29 Eylül 2010 Çarşamba

meşguliyet

Her ergen liseli gibi okul hayatına kaptırdım gidiyorum.
durdurabilene aşk olsun.

11 Eylül 2010 Cumartesi

Yorgan altı; kitap, film, BAYRAM!



İnsan bir şeyin kıymetini onu kaybettikten sonra anlar derler ya, ha işte öyle günler yaşıyorum.
Okulların açılmasına yaklaşık bir hafta kaldı!!
Ve şu geçtiğimiz bir hafta içinde tatilde izlemediğim kadar film izleyip, kitap okudum.
Kendime şaşırıyorum artık, birisi bana dur demeli.
Ha birde araya bayram saçmalığı girdi tabi kii,
Lan merak ediyorum acaba insanlar bunca kalıplaşmış şeyi tekrar etmekten sıkılmıyorlar mı?
İlk adım eve gelen misafire nasılsın diye sor.
İkinci adım şeker-çikolata ikram et.
Üçüncü adım baklava tarzı minumum tatlı yiyeceği ikram et.
Sonra kalkıp gitmelerini bekle.
Hadi hepsini anladım da, iade-i ziyaret olayını hala çözebilmiş değilim.
Daha birkaç saat önce gördüğü kişinin evine gidiyorsa bir insan bence;
''Bak sen benim tatlımdan şunumdan bunumdan yedin, ben çok iyi bir ev sahibi oldum hadi sıra sendee.'' demek.
Ebe sensin şimdi gibi birşey.

Her neyse işte ben her genç ergen gibi kandil gecesi yine uyumayıp bilgisayar başında sabahladığım için ertesi gün uyumaya vakit kalmadı
Çünkü o gün bayraaaam. Nasıl bir mantıksa o da, bayramda erken kalkılır
Bütün gün turşu gibi birinci dereceden akrabaları dolaştım ben
Nasılsın sorusuna ''uykusuz, yandaki odada kıvrılır uyurum şimdi siz rahatsız olmayın'' demek isterdim, en çok bu koydu
Ülkede hala kölelik varmış bunu farkettim ama pek sevgili ailem beni akşamüstü 3 gibi azad edince ben en son evin yolunu tuttuğumu hatırlıyorum.
Sonra hayal meyal eve geldiğimi, annemlerin yatağına ''düştüğümü'' hatırlıyorum sonrası tık, yok.
Yaklaşık 11 saat uyumuşum. İşin kötü yanı telefonumu sessizde unutarak. Uyandığımda nerdeyim lan ben tarzında sorular soruyordum kendime. Kendi odamda ve üstüm değiştirilmiş bir şekilde yorganın altındaydım. Ne ara geldim oraya ve üstümü değiştirdim hala bilinmiyor. Ve telefonda binbeşyüz arama, mesaj. Yani tam bir KAOS tam bir savaş
Sonra gece film izledim haliyle ,
Bu Uykulu kafayla ancak Türk filmi izlenir dedim açtım Eyvah eyvah'ı
Güzeldi, komik. Atacan.
Sonra ''Shutter Island'' diye bir film açtım, anaa leonardooo demeye kalmadan onu da izledim bitti.

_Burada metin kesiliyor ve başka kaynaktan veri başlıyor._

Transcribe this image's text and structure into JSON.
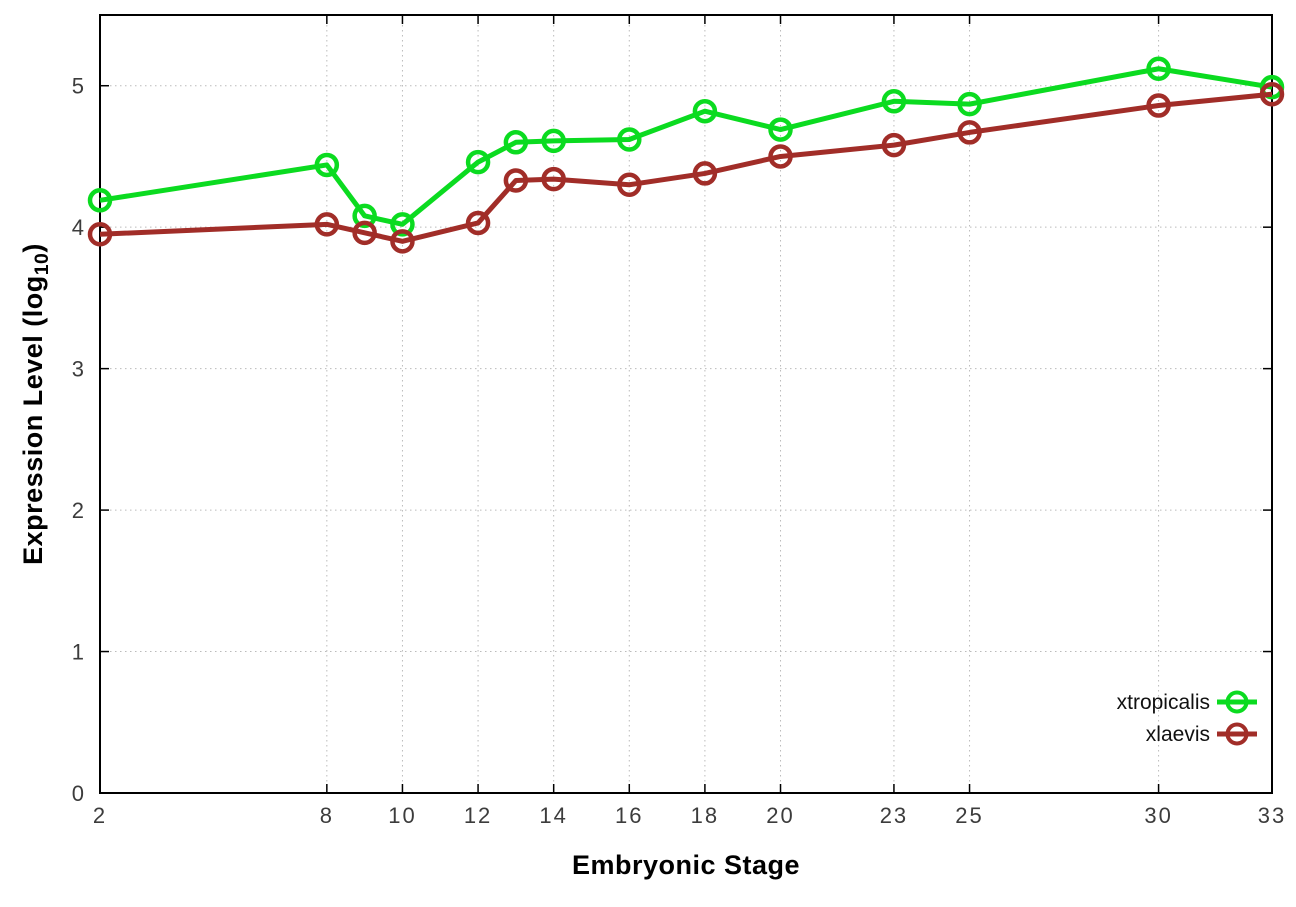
{
  "chart_data": {
    "type": "line",
    "title": "",
    "xlabel": "Embryonic Stage",
    "ylabel": "Expression Level (log10)",
    "ylabel_parts": {
      "pre": "Expression Level (log",
      "sub": "10",
      "post": ")"
    },
    "x": [
      2,
      8,
      9,
      10,
      12,
      13,
      14,
      16,
      18,
      20,
      23,
      25,
      30,
      33
    ],
    "x_tick_labels": [
      2,
      8,
      10,
      12,
      14,
      16,
      18,
      20,
      23,
      25,
      30,
      33
    ],
    "y_ticks": [
      0,
      1,
      2,
      3,
      4,
      5
    ],
    "xlim": [
      2,
      33
    ],
    "ylim": [
      0,
      5.5
    ],
    "grid": true,
    "legend_position": "bottom-right",
    "series": [
      {
        "name": "xtropicalis",
        "color": "#0bdb20",
        "values": [
          4.19,
          4.44,
          4.08,
          4.02,
          4.46,
          4.6,
          4.61,
          4.62,
          4.82,
          4.69,
          4.89,
          4.87,
          5.12,
          4.99
        ]
      },
      {
        "name": "xlaevis",
        "color": "#a12d28",
        "values": [
          3.95,
          4.02,
          3.96,
          3.9,
          4.03,
          4.33,
          4.34,
          4.3,
          4.38,
          4.5,
          4.58,
          4.67,
          4.86,
          4.94
        ]
      }
    ],
    "style": {
      "grid_color": "#bbbbbb",
      "border_color": "#000000",
      "tick_label_color": "#3c3c3c",
      "line_width": 5,
      "marker_radius": 10,
      "marker_stroke": 4.5
    }
  }
}
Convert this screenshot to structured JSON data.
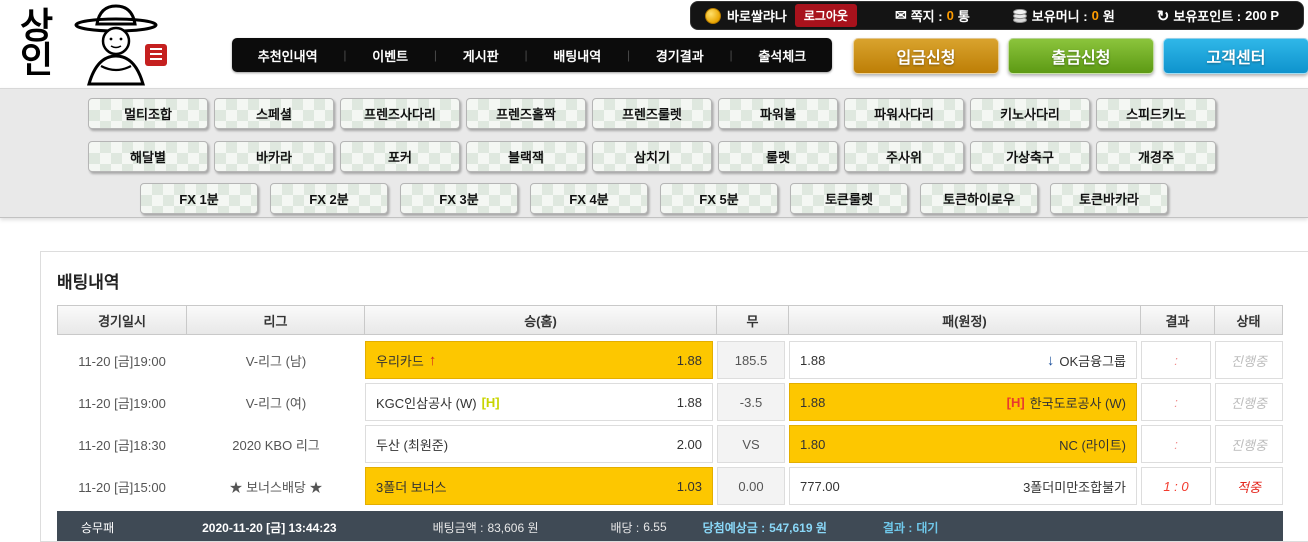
{
  "topbar": {
    "username": "바로쌀랴나",
    "logout_label": "로그아웃",
    "message_label": "쪽지 :",
    "message_count": "0",
    "message_unit": "통",
    "money_label": "보유머니 :",
    "money_value": "0",
    "money_unit": "원",
    "point_label": "보유포인트 :",
    "point_value": "200 P"
  },
  "logo": {
    "char1": "상",
    "char2": "인"
  },
  "nav": {
    "items": [
      "추천인내역",
      "이벤트",
      "게시판",
      "배팅내역",
      "경기결과",
      "출석체크"
    ]
  },
  "actions": {
    "deposit": "입금신청",
    "withdraw": "출금신청",
    "support": "고객센터"
  },
  "games": {
    "row1": [
      "멀티조합",
      "스페셜",
      "프렌즈사다리",
      "프렌즈홀짝",
      "프렌즈룰렛",
      "파워볼",
      "파워사다리",
      "키노사다리",
      "스피드키노"
    ],
    "row2": [
      "해달별",
      "바카라",
      "포커",
      "블랙잭",
      "삼치기",
      "룰렛",
      "주사위",
      "가상축구",
      "개경주"
    ],
    "row3": [
      "FX 1분",
      "FX 2분",
      "FX 3분",
      "FX 4분",
      "FX 5분",
      "토큰룰렛",
      "토큰하이로우",
      "토큰바카라"
    ]
  },
  "betting": {
    "title": "배팅내역",
    "columns": [
      "경기일시",
      "리그",
      "승(홈)",
      "무",
      "패(원정)",
      "결과",
      "상태"
    ],
    "colors": {
      "selected_bg": "#fdc700",
      "arrow_up": "#d42a20",
      "arrow_down": "#1b4f9c",
      "status_ongoing": "#bdbdbd",
      "status_hit": "#e4261d",
      "result_ongoing": "#f09090",
      "result_hit": "#f23b2e"
    },
    "rows": [
      {
        "datetime": "11-20 [금]19:00",
        "league": "V-리그 (남)",
        "home": {
          "team": "우리카드",
          "odds": "1.88",
          "selected": true,
          "arrow": "up"
        },
        "draw": "185.5",
        "away": {
          "team": "OK금융그룹",
          "odds": "1.88",
          "selected": false,
          "arrow": "down"
        },
        "result": ":",
        "status": "진행중",
        "state": "ongoing"
      },
      {
        "datetime": "11-20 [금]19:00",
        "league": "V-리그 (여)",
        "home": {
          "team": "KGC인삼공사 (W)",
          "odds": "1.88",
          "selected": false,
          "marker": {
            "text": "[H]",
            "color": "#c8d400"
          }
        },
        "draw": "-3.5",
        "away": {
          "team": "한국도로공사 (W)",
          "odds": "1.88",
          "selected": true,
          "marker": {
            "text": "[H]",
            "color": "#e83a2e"
          }
        },
        "result": ":",
        "status": "진행중",
        "state": "ongoing"
      },
      {
        "datetime": "11-20 [금]18:30",
        "league": "2020 KBO 리그",
        "home": {
          "team": "두산 (최원준)",
          "odds": "2.00",
          "selected": false
        },
        "draw": "VS",
        "away": {
          "team": "NC (라이트)",
          "odds": "1.80",
          "selected": true
        },
        "result": ":",
        "status": "진행중",
        "state": "ongoing"
      },
      {
        "datetime": "11-20 [금]15:00",
        "league": "★ 보너스배당 ★",
        "home": {
          "team": "3폴더 보너스",
          "odds": "1.03",
          "selected": true
        },
        "draw": "0.00",
        "away": {
          "team": "3폴더미만조합불가",
          "odds": "777.00",
          "selected": false
        },
        "result": "1 : 0",
        "status": "적중",
        "state": "hit"
      }
    ],
    "summary": {
      "bet_type": "승무패",
      "datetime": "2020-11-20 [금] 13:44:23",
      "stake_label": "배팅금액 :",
      "stake_value": "83,606 원",
      "odds_label": "배당 :",
      "odds_value": "6.55",
      "expected_label": "당첨예상금 :",
      "expected_value": "547,619 원",
      "result_label": "결과 :",
      "result_value": "대기"
    }
  }
}
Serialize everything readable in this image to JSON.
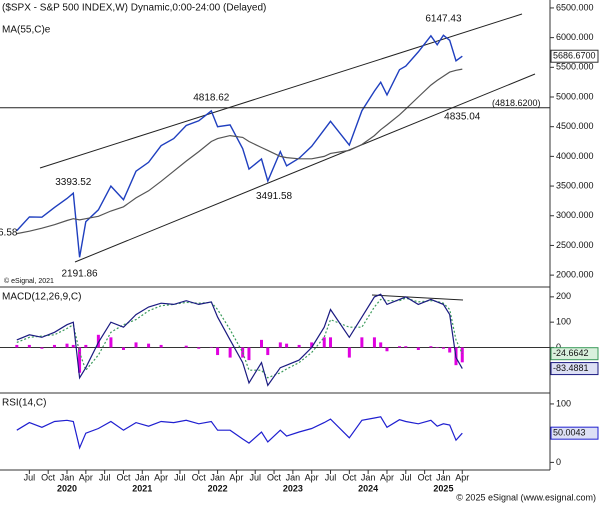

Sonra baktım saat sabahın sekizi, yeni mezun diye bi film açtım.
Başrol oyuncusunun gözlerine hasta o filmi de bitirdim.
Tam uyucam derken herkes kalkıp hadi kahvaltı yapıyoruz sonra da bayram gezmesine devam demez mi
Gece eve zor attım kendimi.


Haa bu arada iki kitap bitirdim.
Brida ve Piedra ırmağının kıyısında oturdum, ağladım.
Brida daha iyiydi ama Piedra da fena sayılmazdı
Son cümlesi çoğoştu ama,
''Git eşyalarını topla. Düşler boş oturtmaz insanı.''
Şimdi aynı yazarın ''Kazanan Yalnızdır'' kitabını okumaya gidiyorum.
Ben bu brezilyalı adama kafamı feci takmış durumdayım.



7 Eylül 2010 Salı

İşte ben dün biraz aşıktım sana



Sessizliğin bir sesi varmış. Gecelerin gürültüsü. Birkaç gündür dünya sustu. Yaşam düşünüp karar vermem için durmuştu sanki. Ben seni düşündüm. Sen sonsuzdun, hayalimdeki suretin sonsuz. Gece nefes alış-verişlerimi duyarken senin için de yaşadığımı hissediyordum. Evet karanlık gece bir inanç meselesiydi ve sen benim bu hayattaki tek inancımdın. İnanç gerçeklikti. Karanlık gece insanın düşünmesi için vardı ve benim tüm düş'üncelerimin yolu senin kapında sonlanıyordu.


4 Eylül 2010 Cumartesi

Eski mumya kahramanı şimdinin karizma adamı



Bazen düşünüyorum da sanki hayata bulaşıkları makineden toplamak için getirilmişim.
Bizim evde yaşayan birisi olsaydınız eğer, genellikle akşam yemeğinden sonra veya günün herhangi bir saatinde şunu duymaktan bıkarsınız;
''Cansu bulaşıklarııı makineden çıkaaartttt!''
Annemin yaptığı anlatım bozukluğuna mu üzüleyim yoksa kendi kaderime mi bilemedim,
Bulaşık nedir ya?
Benim çıkardığım tabak, çanak her neyse onlar temizlenince yine de isimleri bulaşık mı oluyor?
(Anlatım bozukluğu olmadan dünya daha güzel bir yer, evet)
Bugün de tam hayattaki yegane görevimi yerine getirirken makinenin üstünde yeşil bir şeyin hareket ettiğini gördüm ama sadece bir an.
Renklerle ilgili ciddi sorunlarım var, hala !
Ama iki gündür yaptığım alış-verişe veriyorum bunları
Hayatım boyunca harcamadığım parayı iki günde harcadım, ama artık yeşil bir çantam var, heyoo.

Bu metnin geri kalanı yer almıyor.